As of last week, no new salary guide spelling out how pay levels for each police rank will change over the life of the contract had yet been prepared, according to Borough Administrator Steve LoIacono.

It took a state arbitrator, Frank Mason, to settle the prior contract: Mason awarded no pay increase for 2011, a 2.5% pay hike effective April 1, 2012; and an additional 2.5% raise effective April 1, 2013. Mason called for an 11-step process for a police officer to reach maximum pay, starting at $42,079 and topping off at $106,107 per year.

According to LoIacono, the old PBA contract set $121,510 as the base pay for police sergeant, $132,446 as base pay for lieutenant and $144,356 as base pay for captain. The chief’s contract entitles him to a salary at least 9% above captain’s pay and that provision is retained under his extended contract.

In a phone interview with The Observer last week, outgoing Mayor Peter Massa, a Democrat, hailed the new four-year agreement as “one of the lowest settlements in the (South Bergen) area.
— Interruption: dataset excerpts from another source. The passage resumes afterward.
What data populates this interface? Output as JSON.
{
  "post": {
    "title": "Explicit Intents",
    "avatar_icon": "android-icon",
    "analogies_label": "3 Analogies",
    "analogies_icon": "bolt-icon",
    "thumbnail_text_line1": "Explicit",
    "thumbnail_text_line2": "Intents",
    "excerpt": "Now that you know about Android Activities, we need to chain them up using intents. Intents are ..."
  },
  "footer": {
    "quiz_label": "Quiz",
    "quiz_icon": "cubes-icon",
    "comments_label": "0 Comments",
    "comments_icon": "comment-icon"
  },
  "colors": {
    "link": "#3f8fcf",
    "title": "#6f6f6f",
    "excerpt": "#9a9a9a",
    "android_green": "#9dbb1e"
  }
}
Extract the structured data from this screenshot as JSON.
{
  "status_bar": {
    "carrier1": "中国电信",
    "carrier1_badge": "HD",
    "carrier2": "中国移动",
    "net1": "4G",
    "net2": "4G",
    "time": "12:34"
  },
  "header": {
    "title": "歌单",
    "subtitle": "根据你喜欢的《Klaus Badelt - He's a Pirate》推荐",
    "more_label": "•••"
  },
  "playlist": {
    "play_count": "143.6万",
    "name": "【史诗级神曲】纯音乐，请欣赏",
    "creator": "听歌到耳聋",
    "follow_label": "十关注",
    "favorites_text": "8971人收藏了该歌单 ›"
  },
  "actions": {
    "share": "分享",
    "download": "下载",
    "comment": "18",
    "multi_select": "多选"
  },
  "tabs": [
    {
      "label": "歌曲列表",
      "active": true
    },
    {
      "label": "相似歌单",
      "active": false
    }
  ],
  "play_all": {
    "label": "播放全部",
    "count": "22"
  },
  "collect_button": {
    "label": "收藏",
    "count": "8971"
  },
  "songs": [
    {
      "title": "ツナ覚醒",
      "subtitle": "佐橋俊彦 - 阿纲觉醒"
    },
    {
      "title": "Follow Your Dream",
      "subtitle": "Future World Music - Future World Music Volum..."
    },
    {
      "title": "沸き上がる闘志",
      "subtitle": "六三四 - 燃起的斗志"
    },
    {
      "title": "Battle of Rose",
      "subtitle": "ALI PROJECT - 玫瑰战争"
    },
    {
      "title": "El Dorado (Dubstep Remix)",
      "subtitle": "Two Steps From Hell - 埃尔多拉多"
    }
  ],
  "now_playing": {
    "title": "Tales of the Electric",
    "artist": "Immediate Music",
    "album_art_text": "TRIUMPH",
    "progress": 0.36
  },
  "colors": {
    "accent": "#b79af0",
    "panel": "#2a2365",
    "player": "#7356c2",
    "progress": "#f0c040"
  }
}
I commend the PBA for accepting my counter-proposal.”

And, Massa added, “I’m doing the new administration (led by incoming Mayor Joseph Bianchi, a Republican) a favor by wrapping up an important labor contract before I go out the door.”
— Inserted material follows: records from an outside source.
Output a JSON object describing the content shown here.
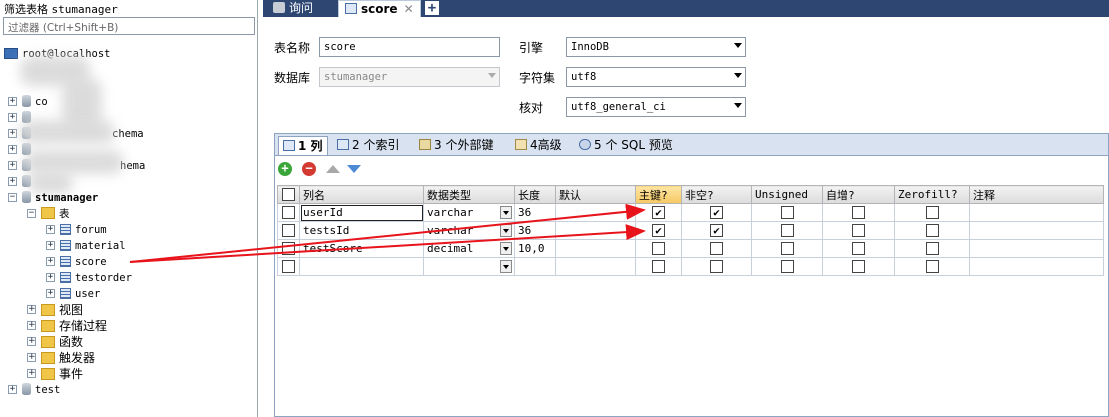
{
  "left_panel": {
    "title_prefix": "筛选表格",
    "title_db": "stumanager",
    "filter_placeholder": "过滤器 (Ctrl+Shift+B)",
    "server": "root@localhost",
    "partial_db_1": "co",
    "partial_db_2": "chema",
    "partial_db_3": "hema",
    "active_db": "stumanager",
    "tables_folder": "表",
    "tables": [
      "forum",
      "material",
      "score",
      "testorder",
      "user"
    ],
    "folders": [
      "视图",
      "存储过程",
      "函数",
      "触发器",
      "事件"
    ],
    "last_db": "test"
  },
  "tabs": [
    {
      "label": "询问",
      "icon": "query-icon"
    },
    {
      "label": "score",
      "icon": "table-design-icon"
    }
  ],
  "form": {
    "table_name_label": "表名称",
    "table_name_value": "score",
    "database_label": "数据库",
    "database_value": "stumanager",
    "engine_label": "引擎",
    "engine_value": "InnoDB",
    "charset_label": "字符集",
    "charset_value": "utf8",
    "collation_label": "核对",
    "collation_value": "utf8_general_ci"
  },
  "subtabs": [
    "1 列",
    "2 个索引",
    "3 个外部键",
    "4高级",
    "5 个 SQL 预览"
  ],
  "grid": {
    "headers": [
      "列名",
      "数据类型",
      "长度",
      "默认",
      "主键?",
      "非空?",
      "Unsigned",
      "自增?",
      "Zerofill?",
      "注释"
    ],
    "rows": [
      {
        "name": "userId",
        "type": "varchar",
        "length": "36",
        "default": "",
        "pk": true,
        "notnull": true,
        "unsigned": false,
        "autoinc": false,
        "zerofill": false,
        "comment": ""
      },
      {
        "name": "testsId",
        "type": "varchar",
        "length": "36",
        "default": "",
        "pk": true,
        "notnull": true,
        "unsigned": false,
        "autoinc": false,
        "zerofill": false,
        "comment": ""
      },
      {
        "name": "testScore",
        "type": "decimal",
        "length": "10,0",
        "default": "",
        "pk": false,
        "notnull": false,
        "unsigned": false,
        "autoinc": false,
        "zerofill": false,
        "comment": ""
      },
      {
        "name": "",
        "type": "",
        "length": "",
        "default": "",
        "pk": false,
        "notnull": false,
        "unsigned": false,
        "autoinc": false,
        "zerofill": false,
        "comment": ""
      }
    ]
  },
  "colors": {
    "tabbar": "#2e4772",
    "annotation": "#e8141c",
    "header_highlight": "#f6c862"
  }
}
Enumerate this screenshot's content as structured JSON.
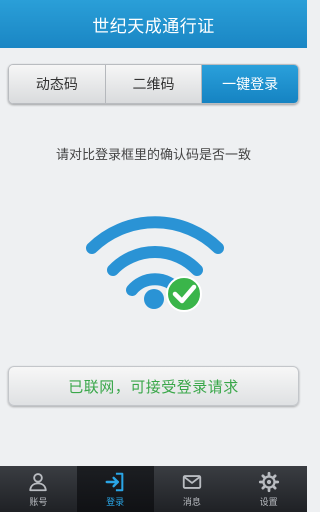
{
  "header": {
    "title": "世纪天成通行证"
  },
  "tabs": [
    {
      "label": "动态码",
      "active": false
    },
    {
      "label": "二维码",
      "active": false
    },
    {
      "label": "一键登录",
      "active": true
    }
  ],
  "instruction": "请对比登录框里的确认码是否一致",
  "wifi": {
    "icon": "wifi-connected-icon",
    "color": "#2a93d5",
    "check_color": "#3ab54a"
  },
  "status": {
    "text": "已联网，可接受登录请求",
    "color": "#3aa74a"
  },
  "bottom_nav": [
    {
      "label": "账号",
      "icon": "person-icon",
      "active": false
    },
    {
      "label": "登录",
      "icon": "login-icon",
      "active": true
    },
    {
      "label": "消息",
      "icon": "mail-icon",
      "active": false
    },
    {
      "label": "设置",
      "icon": "gear-icon",
      "active": false
    }
  ],
  "colors": {
    "accent": "#1a86c4",
    "nav_active": "#2aa5e6"
  }
}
PBA Local 95 President Robert Evans said the union negotiating team recommended approval of the pact to the membership, which, he said, voted overwhelmingly Dec. 30 for ratification.

Given the financial pressures felt by the borough, Evans said the union did what it could to “hammer out a deal to serve the interests of the officers and the taxpayers” – and without having to resort to a third party intervening.

Still, while the borough government may have achieved some measure of labor peace with the new contract, the Bianchi administration may soon find itself having to deal with the issue of maintaining sufficient personnel in the police ranks, given that, according to Evans, six members of the department – one officer and five superiors – representing about 20% of the force — are currently eligible for retirement.

“They can walk out the door tomorrow,” he said. At this point, it‘s unclear whether any or all of them will do that.

One key figure who will be presiding over this situation is Chief Ghione, whose term of employment, under his old contract, had run from Dec. 31, 2009, to Dec. 31, 2015, and which now continues through Dec. 31, 2017.

The Borough Council had deadlocked 3-3 along party lines on the Democrats’ proposal to lengthen the chief’s contract and it fell to Massa to cast the tie-breaking vote in the chief’s favor.

Bianchi told The Observer last week that he and his fellow Republicans opposed the contract extension because the chief’s old contract specifies that a new contract “can’t be talked about until September 2015. There are to be no negotiations until 2015.” By voting now to give the chief another two years, “we broke the contract and it was wrong,” Bianchi said.

Asked for his reaction, Massa said he interpreted the language in the old agreement to mean that, “it encourages the parties to negotiate prior to the expiration date of the contract. To keep stability, the chief agreed to an extension with no additional benefits. He’s done an exemplary job during his 10 years as chief. He’s kept the crime rate low, he’s managed the department well with minimum manpower and he’s helped secure hundreds of thousands of dollars in (police) grants.”